Söz konusu tartışma, Temsilciler Meclisi Başkan Yardımcısı Muhsin el-Mendelavi’nin el-Meşhedani'yi telefonla arayarak “Irak'a hakaret ettin” demesiyle başladı.

Telefon görüşmesiyle yetinmeyen el-Mendelavi tartışmayı sürdürmek üzere el-Meşhedani'nin ofisine gitti ve ‘Irak'ın kimliği’ hakkındaki açıklamalarına itiraz etti. El-Meşhedani ise “Irak, Arap Birliği kurumundan daha büyüktür, 7 bin yıllıktır ve kimliğini onlarca yıllık bir kurumdan alması makul değildir” şeklinde yanıt verdi.

El-Meşhedani'nin Arap Birliği'ne ilişkin açıklamaları, meclis başkanlığı ile ilişkilerde bardağı taşıran son damla gibi görünse de el-Meşhedani televizyonda yaptığı açıklamalarda, Irak'ta önümüzdeki ay gösteriler düzenleneceğini ve bir güvenlik sorunu yaşanması halinde ‘acil durum hükümetine’ gidilebileceğini söylemek gibi başka önemli konuları da gündeme getirdi. ABD'nin Halk Seferberlik Güçleri (Haşdi Şabi) ile ilgili olarak tüm siyasi liderlere mesaj gönderdiğini de doğrulayan el-Meşhedani, ABD'nin yaklaşımının Halk Seferberlik Güçleri’ni yapılandırmak değil, güvenlik güçlerine entegre etmek olduğunu belirtti.

‘Boşluğu doldurmak’

Araştırmacı Yahya el-Kubeysi Şarku’l Avsat'a yaptığı açıklamada şöyle dedi: “Devlet içindeki Sünni temsiliyeti sadece bir boşluğu dolduruyor, çünkü bu boşluğu Şii siyasi aktörler yönlendiriyor.”
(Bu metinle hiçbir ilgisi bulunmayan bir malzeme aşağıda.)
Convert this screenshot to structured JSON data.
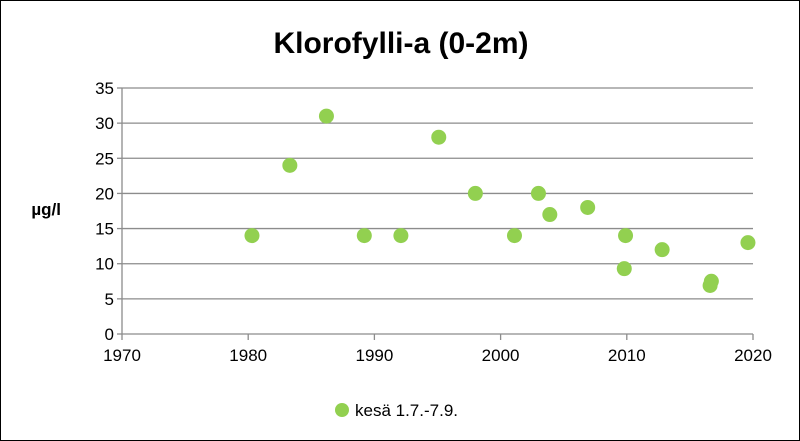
{
  "chart_data": {
    "type": "scatter",
    "title": "Klorofylli-a (0-2m)",
    "xlabel": "",
    "ylabel": "µg/l",
    "xlim": [
      1970,
      2020
    ],
    "ylim": [
      0,
      35
    ],
    "xticks": [
      1970,
      1980,
      1990,
      2000,
      2010,
      2020
    ],
    "yticks": [
      0,
      5,
      10,
      15,
      20,
      25,
      30,
      35
    ],
    "grid": "horizontal",
    "legend_position": "bottom",
    "series": [
      {
        "name": "kesä 1.7.-7.9.",
        "color": "#92d050",
        "points": [
          {
            "x": 1980.3,
            "y": 14
          },
          {
            "x": 1983.3,
            "y": 24
          },
          {
            "x": 1986.2,
            "y": 31
          },
          {
            "x": 1989.2,
            "y": 14
          },
          {
            "x": 1992.1,
            "y": 14
          },
          {
            "x": 1995.1,
            "y": 28
          },
          {
            "x": 1998.0,
            "y": 20
          },
          {
            "x": 2001.1,
            "y": 14
          },
          {
            "x": 2003.0,
            "y": 20
          },
          {
            "x": 2003.9,
            "y": 17
          },
          {
            "x": 2006.9,
            "y": 18
          },
          {
            "x": 2009.9,
            "y": 14
          },
          {
            "x": 2009.8,
            "y": 9.3
          },
          {
            "x": 2012.8,
            "y": 12
          },
          {
            "x": 2016.7,
            "y": 7.5
          },
          {
            "x": 2016.6,
            "y": 6.9
          },
          {
            "x": 2019.6,
            "y": 13
          }
        ]
      }
    ]
  }
}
El-Kubeysi'ye göre bu durum, Federal Yüksek Mahkeme'nin Irak Temsilciler Meclisi eski Başkanı Muhammed el-Halbusi'yi görevinden alma ve parlamentodan ihraç etme kararına kadar uzanıyor.

El-Kubeysi, “Bu karar anayasal ya da yasal bir argümana dayanmıyordu; daha ziyade siyasi bir karardı. Federal Yüksek Mahkeme de bu kararı almak için bir araçtı” ifadelerini kullandı.

Araştırmacı Seyf es-Saadi'ye göre ‘Temsilciler Meclisi'nin krizi 61. madde ve fıkralarında öngörülen yasama sürecinden sapması ve siyasi bloklar ile liderlerinin meclisin genel gidişatını kontrol etmesidir. Tüm sorumluluk meclis başkanlığına atfedilemez; aksine Temsilciler Meclisi Başkanı’nın sorumluluğu milletvekillerinin sorumluluğunu tamamlayıcı niteliktedir. Milletvekillerinin çoğu kendi bloklarının direktiflerini takip etmekte ve başkanlarının kararlarına uymamakta, bu da parlamento içinde tıkanıklığa yol açmaktadır.’

Es-Saadi Şarku’l Avsat'a verdiği demeçte, ‘beşinci parlamento döneminin sona erdiğini ve halen yürütme makamının performansını denetleyecek anayasal bir dayanaktan yoksun olduğunu’ ifade etti.